Bay Meadows Racetrack - History

History

Built on the site of an old airfield, Bay Meadows Racecourse was the longest continually operating thoroughbred racetrack in California, having been founded on November 13, 1934 until its closure in August 2008. The innovative William P. Kyne introduced pari-mutuel wagering, the popular Daily Double, the first all-enclosed starting gate, the totalizator board and the photo-finish camera at Bay Meadows.

Prior to the track's closure, the Bay Meadows Handicap had been the longest continually run stakes event in California, having been started in 1934. Seabiscuit won this race twice: 1937 and 1938. The track was allowed to remain open during World War II because of its agreement to give 92% of its profits towards the war effort. The track generated more than $4 million for War Relief projects during the war years. Its ability to run during the war accounts for its status as the longest continually operating US racetrack. In 1945, the first racehorse to be transported by plane, El Lobo, was set down in the parking lot.

In 1948, the eventual Hall of Fame jockey, Bill Shoemaker, began his career by exercising horses on this track. He won his first stakes race here in 1949.

In 1954, 1955, and 1956 the track was used for NASCAR.

All of the exterior scenes in Stanley Kubrick's 1956 heist movie The Killing were filmed at Bay Meadows. The track was renamed as Landsdowne for the movie, but the Bay Meadows name is visible in at least one early scene of the movie.

Bay Meadows' racing season began in August with the San Mateo County Fair portion of the meet, which ran two weeks. This was followed by a short break of a few days; until recently this break avoided conflict with the first week-and-a-half of the California State Fair horse race meet. Racing picked up again on Labor Day Weekend (or thereabouts) with the main throroughbred meet, which was split into two parts—one in the fall, the other in the spring/early summer (Golden Gate Fields' meet took place in the interim in the winter/early spring).

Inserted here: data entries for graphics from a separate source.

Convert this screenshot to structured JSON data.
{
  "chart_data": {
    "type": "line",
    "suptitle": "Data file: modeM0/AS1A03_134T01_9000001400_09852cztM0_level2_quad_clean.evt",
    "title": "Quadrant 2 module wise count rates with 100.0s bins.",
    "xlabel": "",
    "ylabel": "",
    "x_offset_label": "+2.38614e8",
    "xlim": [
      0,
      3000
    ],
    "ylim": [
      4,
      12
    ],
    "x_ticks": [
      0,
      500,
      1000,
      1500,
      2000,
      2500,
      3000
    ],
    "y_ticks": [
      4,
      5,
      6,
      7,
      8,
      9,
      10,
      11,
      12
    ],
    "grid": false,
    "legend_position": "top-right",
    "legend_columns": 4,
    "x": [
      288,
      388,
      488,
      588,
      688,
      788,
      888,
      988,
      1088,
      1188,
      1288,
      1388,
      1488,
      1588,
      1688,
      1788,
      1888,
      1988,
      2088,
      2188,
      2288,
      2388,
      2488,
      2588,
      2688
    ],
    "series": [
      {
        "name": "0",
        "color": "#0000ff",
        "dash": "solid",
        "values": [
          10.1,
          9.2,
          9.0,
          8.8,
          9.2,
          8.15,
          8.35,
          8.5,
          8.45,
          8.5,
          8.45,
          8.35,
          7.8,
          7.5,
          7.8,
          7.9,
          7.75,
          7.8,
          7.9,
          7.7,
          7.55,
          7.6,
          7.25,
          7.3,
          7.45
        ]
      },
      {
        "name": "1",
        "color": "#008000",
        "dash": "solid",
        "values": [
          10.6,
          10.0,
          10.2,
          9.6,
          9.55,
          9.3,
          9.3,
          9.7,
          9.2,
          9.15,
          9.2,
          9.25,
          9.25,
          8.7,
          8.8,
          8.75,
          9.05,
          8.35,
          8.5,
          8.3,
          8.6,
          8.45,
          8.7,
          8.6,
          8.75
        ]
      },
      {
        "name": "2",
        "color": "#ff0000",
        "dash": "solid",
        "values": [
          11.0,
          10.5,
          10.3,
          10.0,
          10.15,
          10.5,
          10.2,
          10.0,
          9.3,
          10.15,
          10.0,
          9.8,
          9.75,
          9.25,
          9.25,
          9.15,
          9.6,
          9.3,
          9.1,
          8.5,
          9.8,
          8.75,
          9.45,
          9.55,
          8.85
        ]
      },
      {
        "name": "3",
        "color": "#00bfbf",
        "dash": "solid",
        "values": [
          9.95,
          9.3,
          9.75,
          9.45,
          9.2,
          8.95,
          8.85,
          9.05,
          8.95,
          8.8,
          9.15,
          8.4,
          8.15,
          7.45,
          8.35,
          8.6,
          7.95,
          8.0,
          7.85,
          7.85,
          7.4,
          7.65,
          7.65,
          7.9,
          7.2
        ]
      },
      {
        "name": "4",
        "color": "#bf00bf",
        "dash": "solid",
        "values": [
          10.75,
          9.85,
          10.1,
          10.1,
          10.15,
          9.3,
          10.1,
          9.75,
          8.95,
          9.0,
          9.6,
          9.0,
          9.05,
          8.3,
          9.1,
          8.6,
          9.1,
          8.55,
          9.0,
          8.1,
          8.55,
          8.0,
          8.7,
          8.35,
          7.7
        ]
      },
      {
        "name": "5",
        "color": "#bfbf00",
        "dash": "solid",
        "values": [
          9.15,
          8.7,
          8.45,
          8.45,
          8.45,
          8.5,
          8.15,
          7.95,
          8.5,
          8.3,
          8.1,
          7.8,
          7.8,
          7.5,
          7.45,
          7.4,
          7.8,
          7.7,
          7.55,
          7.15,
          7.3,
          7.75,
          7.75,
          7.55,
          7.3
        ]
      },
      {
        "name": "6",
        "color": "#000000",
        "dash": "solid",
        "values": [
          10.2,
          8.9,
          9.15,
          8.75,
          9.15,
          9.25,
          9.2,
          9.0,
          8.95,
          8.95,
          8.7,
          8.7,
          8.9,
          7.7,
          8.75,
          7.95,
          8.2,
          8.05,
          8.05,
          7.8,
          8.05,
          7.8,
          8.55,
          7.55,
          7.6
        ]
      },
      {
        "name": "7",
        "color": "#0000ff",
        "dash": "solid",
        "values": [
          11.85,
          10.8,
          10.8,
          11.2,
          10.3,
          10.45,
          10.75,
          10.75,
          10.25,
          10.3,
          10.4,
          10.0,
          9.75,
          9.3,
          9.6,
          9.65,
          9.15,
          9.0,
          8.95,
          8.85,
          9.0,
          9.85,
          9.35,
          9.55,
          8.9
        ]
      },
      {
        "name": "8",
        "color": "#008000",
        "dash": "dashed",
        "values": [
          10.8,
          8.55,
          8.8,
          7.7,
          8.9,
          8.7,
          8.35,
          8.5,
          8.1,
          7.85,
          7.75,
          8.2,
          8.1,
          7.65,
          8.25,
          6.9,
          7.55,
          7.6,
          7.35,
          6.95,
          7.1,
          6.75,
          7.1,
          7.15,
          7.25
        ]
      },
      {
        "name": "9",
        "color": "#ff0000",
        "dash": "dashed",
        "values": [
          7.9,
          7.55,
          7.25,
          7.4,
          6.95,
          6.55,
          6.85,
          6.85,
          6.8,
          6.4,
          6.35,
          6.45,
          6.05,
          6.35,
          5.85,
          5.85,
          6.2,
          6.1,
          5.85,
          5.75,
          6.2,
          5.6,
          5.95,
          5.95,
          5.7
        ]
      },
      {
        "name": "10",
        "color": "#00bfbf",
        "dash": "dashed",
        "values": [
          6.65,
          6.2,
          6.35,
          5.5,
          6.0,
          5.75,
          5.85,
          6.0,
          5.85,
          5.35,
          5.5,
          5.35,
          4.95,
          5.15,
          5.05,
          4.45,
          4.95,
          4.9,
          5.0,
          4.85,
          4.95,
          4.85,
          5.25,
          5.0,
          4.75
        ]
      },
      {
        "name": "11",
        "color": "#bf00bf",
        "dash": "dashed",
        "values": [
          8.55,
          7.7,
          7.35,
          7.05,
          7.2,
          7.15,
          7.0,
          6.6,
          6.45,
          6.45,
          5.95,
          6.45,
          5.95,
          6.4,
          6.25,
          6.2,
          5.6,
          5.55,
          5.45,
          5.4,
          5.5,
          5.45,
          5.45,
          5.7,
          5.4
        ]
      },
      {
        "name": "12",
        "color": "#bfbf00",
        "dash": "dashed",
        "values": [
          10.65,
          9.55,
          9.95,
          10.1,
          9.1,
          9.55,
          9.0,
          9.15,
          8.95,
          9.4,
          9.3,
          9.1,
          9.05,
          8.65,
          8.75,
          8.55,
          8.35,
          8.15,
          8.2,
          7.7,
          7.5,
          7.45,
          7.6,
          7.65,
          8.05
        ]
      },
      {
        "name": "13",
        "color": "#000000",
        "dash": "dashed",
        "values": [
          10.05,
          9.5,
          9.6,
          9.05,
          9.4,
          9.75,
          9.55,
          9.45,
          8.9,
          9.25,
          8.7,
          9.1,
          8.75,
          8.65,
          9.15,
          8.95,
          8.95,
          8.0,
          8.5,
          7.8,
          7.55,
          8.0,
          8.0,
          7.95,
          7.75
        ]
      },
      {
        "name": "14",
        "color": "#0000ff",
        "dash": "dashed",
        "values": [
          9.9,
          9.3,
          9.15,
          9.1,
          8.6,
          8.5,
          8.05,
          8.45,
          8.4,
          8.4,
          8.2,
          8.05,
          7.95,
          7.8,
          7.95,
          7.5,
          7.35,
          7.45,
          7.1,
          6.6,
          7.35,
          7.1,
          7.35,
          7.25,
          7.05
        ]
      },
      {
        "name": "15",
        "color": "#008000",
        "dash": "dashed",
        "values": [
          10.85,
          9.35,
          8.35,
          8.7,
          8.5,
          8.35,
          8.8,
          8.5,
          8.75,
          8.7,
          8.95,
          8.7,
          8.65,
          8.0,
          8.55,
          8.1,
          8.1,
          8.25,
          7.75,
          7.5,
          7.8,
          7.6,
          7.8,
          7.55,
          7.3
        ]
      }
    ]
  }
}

Throughout its history, Bay Meadows has also hosted harness and quarter horse racing meets, but due to the low revenue such events generate, those events were not run in the last years of the track. At the end, Bay Meadows focused exclusively on thoroughbred racing. Olden Times, Silky Sullivan, Citation, John Henry, Round Table, and Lost in the Fog have raced here. In 1954, Determine won the Bay Meadows Derby and then went to take the Kentucky Derby. Wild Again ran at Bay Meadows in 1984 and then went on to win the Breeders' Cup Classic. On December 1, 2006, jockey Russell Baze won the fourth race to pass Laffit Pincay, Jr. as the winningest rider in thoroughbred horse racing.

There was talk through the 2000s of demolishing Bay Meadows due to plans to build an entirely new race track near Dixon, California to replace the San Mateo race track and Bay Meadows remained open on a year-by-year case basis. The Bay Meadows Phase II Specific Plan Amendment was adopted by the city council of the city of San Mateo on November 7, 2005 . The plan calls for 1,250,000 square feet (116,000 m2) of office space, 1,250 residential units, 150,000 square feet (14,000 m2) of retail space, and 15 acres (61,000 m2) of public parks, as well as a rebuilt Hillsdale Caltrain station near the site of the old Bay Meadows Caltrain station.